Toute l'œuvre de Tøndel, y compris ses courts métrages tels que Bird Hearts, est imprégnée d'une compréhension presque tactile de la jeunesse : son honnêteté brutale, son désir, son ambivalence. Que ce soit à travers les interactions tendues entre frères et sœurs, la maladresse des jeunes adultes en quête d'amour et d'appartenance, ou la dissonance entre les désirs personnels et les attentes sociales, il capture l'inexprimé avec une sensibilité à couper le souffle. Sa mise en scène est empreinte d'une empathie tranquille et persistante qui résiste au moralisme et laisse place à l'ambiguïté, une approche qui s'inscrit parfaitement dans l'esprit d'un festival qui ne cherche pas à définir la jeunesse, mais à la laisser s'exprimer dans toute sa contradiction chaotique et glorieuse. Pour les cinéastes émergents qui présenteront leur travail à Biarritz cette année, savoir que Tøndel sera dans le public, lui qui voit la vulnérabilité non pas comme un défaut, mais comme un moteur narratif, est à la fois rassurant et inspirant.

Au-delà de ses films, Tøndel est quelqu'un qui vit et respire le cinéma avec la profondeur de quelqu'un qui a grandi dans ce milieu, mais avec le détachement de quelqu'un qui n'a pas peur de remettre en question ses dogmes. Dans des interviews passées, il a parlé ouvertement de la pression liée à son héritage et de son choix conscient d'étudier la réalisation à la Westerdals School of Arts d'Oslo, plutôt que de suivre un parcours plus traditionnel ou prestigieux dans une école de cinéma. Cette décision à elle seule en dit long sur son engagement en faveur du métier plutôt que de l'image, de la substance plutôt que de la superficialité.
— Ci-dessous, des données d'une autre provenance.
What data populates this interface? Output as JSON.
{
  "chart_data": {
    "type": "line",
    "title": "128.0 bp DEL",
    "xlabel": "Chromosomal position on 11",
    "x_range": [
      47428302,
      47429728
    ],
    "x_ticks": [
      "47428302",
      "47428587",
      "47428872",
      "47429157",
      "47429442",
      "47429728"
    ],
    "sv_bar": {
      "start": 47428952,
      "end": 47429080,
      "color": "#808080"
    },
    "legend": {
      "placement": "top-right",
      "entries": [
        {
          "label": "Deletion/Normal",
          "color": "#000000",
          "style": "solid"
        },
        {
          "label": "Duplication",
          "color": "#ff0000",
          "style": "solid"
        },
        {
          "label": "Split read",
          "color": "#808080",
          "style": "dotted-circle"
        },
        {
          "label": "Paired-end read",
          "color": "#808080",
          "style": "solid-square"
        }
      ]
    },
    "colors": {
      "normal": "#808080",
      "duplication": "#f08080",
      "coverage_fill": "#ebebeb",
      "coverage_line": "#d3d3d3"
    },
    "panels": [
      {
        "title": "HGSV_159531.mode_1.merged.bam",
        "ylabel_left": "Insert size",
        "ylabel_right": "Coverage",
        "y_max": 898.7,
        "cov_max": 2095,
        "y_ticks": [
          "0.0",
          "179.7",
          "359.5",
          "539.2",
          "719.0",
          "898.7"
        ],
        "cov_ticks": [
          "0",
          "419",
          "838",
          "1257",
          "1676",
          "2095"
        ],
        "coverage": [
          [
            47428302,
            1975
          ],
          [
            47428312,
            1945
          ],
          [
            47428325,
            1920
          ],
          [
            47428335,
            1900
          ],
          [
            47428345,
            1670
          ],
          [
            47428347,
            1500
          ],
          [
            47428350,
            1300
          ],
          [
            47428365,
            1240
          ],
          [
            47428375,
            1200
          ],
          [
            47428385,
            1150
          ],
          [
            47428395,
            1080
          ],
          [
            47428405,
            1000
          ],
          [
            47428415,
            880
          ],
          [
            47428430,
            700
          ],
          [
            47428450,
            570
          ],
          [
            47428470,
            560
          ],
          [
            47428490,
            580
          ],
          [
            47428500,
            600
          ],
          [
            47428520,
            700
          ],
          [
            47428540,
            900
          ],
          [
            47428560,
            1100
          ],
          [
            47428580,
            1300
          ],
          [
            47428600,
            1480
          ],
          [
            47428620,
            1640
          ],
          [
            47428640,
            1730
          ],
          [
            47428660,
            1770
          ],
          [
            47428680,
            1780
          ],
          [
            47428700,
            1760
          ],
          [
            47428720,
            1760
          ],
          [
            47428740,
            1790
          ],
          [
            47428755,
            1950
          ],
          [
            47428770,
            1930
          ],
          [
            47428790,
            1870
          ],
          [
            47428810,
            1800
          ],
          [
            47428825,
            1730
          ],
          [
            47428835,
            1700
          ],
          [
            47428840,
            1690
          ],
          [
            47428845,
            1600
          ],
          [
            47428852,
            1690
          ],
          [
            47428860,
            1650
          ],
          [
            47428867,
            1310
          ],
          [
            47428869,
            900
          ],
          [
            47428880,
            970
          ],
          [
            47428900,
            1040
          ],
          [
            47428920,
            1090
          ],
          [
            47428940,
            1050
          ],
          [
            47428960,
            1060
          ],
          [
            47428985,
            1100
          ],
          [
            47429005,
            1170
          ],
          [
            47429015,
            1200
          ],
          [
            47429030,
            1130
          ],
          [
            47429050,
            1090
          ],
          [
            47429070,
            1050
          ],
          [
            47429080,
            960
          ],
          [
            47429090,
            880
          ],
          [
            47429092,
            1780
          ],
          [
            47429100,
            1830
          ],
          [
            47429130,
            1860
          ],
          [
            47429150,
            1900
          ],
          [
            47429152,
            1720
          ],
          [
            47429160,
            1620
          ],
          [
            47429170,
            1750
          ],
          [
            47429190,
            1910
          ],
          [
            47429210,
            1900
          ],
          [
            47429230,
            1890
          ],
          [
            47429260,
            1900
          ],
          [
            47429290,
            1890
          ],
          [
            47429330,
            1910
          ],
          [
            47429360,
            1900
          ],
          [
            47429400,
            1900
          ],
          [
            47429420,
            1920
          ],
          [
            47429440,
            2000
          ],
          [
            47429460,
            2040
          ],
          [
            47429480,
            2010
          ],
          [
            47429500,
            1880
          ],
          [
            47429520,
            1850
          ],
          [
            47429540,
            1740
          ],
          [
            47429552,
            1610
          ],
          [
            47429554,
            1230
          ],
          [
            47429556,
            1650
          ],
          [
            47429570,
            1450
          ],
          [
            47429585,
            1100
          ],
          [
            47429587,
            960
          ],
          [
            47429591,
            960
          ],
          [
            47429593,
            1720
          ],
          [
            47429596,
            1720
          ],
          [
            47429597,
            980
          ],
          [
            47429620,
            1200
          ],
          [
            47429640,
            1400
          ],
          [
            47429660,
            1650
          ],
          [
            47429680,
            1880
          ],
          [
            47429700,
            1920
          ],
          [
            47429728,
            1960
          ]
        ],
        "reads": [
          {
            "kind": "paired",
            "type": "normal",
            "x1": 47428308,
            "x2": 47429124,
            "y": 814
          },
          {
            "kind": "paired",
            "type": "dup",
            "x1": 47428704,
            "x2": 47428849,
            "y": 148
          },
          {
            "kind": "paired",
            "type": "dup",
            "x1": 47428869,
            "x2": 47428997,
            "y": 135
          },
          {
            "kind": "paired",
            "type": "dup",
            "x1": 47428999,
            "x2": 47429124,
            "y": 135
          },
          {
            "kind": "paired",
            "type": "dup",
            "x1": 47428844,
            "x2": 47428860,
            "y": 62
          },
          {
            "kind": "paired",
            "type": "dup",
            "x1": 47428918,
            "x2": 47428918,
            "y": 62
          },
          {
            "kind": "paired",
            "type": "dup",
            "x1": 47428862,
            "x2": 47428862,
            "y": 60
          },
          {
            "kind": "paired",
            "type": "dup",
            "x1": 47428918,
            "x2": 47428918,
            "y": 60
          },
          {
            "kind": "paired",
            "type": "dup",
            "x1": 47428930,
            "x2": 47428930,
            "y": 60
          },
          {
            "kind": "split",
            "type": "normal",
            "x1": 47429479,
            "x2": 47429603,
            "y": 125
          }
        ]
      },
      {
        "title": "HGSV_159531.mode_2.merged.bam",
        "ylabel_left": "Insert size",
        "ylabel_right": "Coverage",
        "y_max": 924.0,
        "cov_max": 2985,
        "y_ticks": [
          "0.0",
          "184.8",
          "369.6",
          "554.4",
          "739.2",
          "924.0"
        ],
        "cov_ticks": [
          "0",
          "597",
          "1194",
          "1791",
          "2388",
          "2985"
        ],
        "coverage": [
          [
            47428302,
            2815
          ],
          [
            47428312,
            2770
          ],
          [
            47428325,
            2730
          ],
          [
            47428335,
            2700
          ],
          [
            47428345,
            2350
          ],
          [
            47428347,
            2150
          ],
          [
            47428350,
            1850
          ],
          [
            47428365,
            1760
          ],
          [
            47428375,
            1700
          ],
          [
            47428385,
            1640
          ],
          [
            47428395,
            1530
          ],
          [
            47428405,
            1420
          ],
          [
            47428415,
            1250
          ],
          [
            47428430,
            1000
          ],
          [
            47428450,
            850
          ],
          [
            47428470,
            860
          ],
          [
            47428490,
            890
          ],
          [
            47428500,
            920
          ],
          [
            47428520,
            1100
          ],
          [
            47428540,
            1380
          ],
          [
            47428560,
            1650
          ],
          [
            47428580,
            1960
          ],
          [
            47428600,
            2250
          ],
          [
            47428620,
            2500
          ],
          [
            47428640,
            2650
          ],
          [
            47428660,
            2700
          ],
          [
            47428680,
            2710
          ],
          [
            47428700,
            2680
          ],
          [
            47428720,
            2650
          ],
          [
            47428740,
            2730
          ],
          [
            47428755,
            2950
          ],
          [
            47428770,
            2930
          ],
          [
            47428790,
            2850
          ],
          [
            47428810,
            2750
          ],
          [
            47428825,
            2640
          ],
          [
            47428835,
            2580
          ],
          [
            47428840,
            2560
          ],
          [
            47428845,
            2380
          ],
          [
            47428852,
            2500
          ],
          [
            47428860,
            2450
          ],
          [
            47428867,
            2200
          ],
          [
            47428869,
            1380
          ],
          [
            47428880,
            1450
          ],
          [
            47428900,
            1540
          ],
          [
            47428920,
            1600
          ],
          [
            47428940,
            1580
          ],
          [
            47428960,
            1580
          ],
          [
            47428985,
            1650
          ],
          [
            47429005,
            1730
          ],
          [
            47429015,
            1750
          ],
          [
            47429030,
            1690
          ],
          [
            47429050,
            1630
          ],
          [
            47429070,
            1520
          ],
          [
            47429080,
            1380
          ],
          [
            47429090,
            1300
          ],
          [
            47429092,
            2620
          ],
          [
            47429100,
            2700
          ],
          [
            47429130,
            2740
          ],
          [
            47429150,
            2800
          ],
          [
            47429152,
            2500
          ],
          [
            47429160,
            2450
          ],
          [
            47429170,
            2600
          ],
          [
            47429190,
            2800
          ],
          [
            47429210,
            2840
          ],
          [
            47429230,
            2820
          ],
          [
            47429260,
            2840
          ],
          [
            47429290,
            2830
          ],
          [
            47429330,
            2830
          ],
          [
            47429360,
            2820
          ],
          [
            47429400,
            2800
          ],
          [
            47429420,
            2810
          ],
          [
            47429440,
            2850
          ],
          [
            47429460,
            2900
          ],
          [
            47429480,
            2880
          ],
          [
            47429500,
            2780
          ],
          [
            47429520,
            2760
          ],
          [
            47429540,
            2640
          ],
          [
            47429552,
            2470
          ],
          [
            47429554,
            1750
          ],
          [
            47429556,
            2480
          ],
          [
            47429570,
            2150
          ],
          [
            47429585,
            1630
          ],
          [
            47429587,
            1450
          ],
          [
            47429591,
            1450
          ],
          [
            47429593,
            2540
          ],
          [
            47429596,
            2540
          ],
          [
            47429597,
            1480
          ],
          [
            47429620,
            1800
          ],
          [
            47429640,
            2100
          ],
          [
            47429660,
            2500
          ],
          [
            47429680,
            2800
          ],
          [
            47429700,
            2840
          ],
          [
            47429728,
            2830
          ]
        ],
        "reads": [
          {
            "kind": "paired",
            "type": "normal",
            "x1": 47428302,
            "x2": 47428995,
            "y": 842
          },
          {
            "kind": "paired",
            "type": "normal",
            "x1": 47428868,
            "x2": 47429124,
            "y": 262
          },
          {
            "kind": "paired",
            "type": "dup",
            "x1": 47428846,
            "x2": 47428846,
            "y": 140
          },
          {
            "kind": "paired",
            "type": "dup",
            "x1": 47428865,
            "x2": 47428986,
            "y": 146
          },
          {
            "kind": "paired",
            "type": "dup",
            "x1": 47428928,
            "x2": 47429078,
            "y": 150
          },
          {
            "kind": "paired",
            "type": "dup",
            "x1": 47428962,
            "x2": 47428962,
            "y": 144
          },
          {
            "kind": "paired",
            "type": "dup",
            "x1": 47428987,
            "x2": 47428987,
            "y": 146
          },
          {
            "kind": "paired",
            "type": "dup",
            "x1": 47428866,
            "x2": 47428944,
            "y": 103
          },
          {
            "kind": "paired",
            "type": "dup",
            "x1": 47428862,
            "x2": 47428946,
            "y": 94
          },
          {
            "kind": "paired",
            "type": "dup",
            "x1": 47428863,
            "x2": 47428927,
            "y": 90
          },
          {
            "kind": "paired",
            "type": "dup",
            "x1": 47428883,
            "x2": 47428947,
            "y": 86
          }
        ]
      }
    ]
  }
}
À une époque où les festivals de cinéma sont trop souvent pris entre la célébration des célébrités et la promotion de la véritable innovation artistique, la nomination de Tøndel représente un alignement conscient sur cette dernière. Sa vision cinématographique du monde – que l'art doit faire ressentir avant d'enseigner, que les histoires doivent être vécues avant d'être comprises – est le type de perspective dont les jeunes cinéastes ont besoin et dont l'industrie a désespérément besoin.

Le poids symbolique de sa présidence à Biarritz réside également dans le changement subtil mais significatif qu'elle annonce : nous nous tournons désormais vers une génération de cinéastes qui ne sont pas seulement les produits de la grandeur passée, mais les voix qui façonnent une nouvelle esthétique, un nouveau langage émotionnel. Alors que le festival continue de défendre un cinéma qui ose parler aux jeunes et à travers eux, non pas par des slogans, mais par des histoires, le leadership de Tøndel sera déterminant pour donner le ton. Il apporte avec lui une rigueur nordique dans la composition et le rythme, mais aussi une fluidité émotionnelle universelle qui transcende les frontières géographiques. Avec The Communion, il a montré comment l'enfance peut être le miroir des échecs des adultes, comment des moments de calme peuvent porter le poids d'un jugement sociétal. Imaginez alors le type de conversations, le type de découvertes cinématographiques qui pourraient émerger sous sa présidence, guidées non pas par l'ego, mais par un profond respect pour le pouvoir du cinéma à provoquer, à guérir et à éveiller.

En fin de compte, ce qui fait de Halfdan Ullmann Tøndel un choix si convaincant comme président du jury, ce n'est pas seulement son talent de cinéaste, ni sa liste croissante de distinctions, mais le type de cinéaste qu'il est en train de devenir : quelqu'un qui écoute plus qu'il n'affirme, qui fait confiance au spectateur et qui croit que les plus petites histoires peuvent receler les vérités les plus profondes. Dans un monde saturé de spectacle et de bruit, son cinéma offre une pause rare, une invitation à ressentir plus profondément et à voir plus clairement. C'est précisément ce à quoi aspire depuis toujours le Festival de Biarritz – nouvelles vagues : être non seulement un festival dédié à la jeunesse, mais aussi un festival qui croit en la jeunesse comme une force – chaotique, questionnante, lumineuse – capable de transformer le cinéma de l'intérieur. Avec Halfdan Ullmann Tøndel à la barre, cette vision semble non seulement possible, mais inévitable.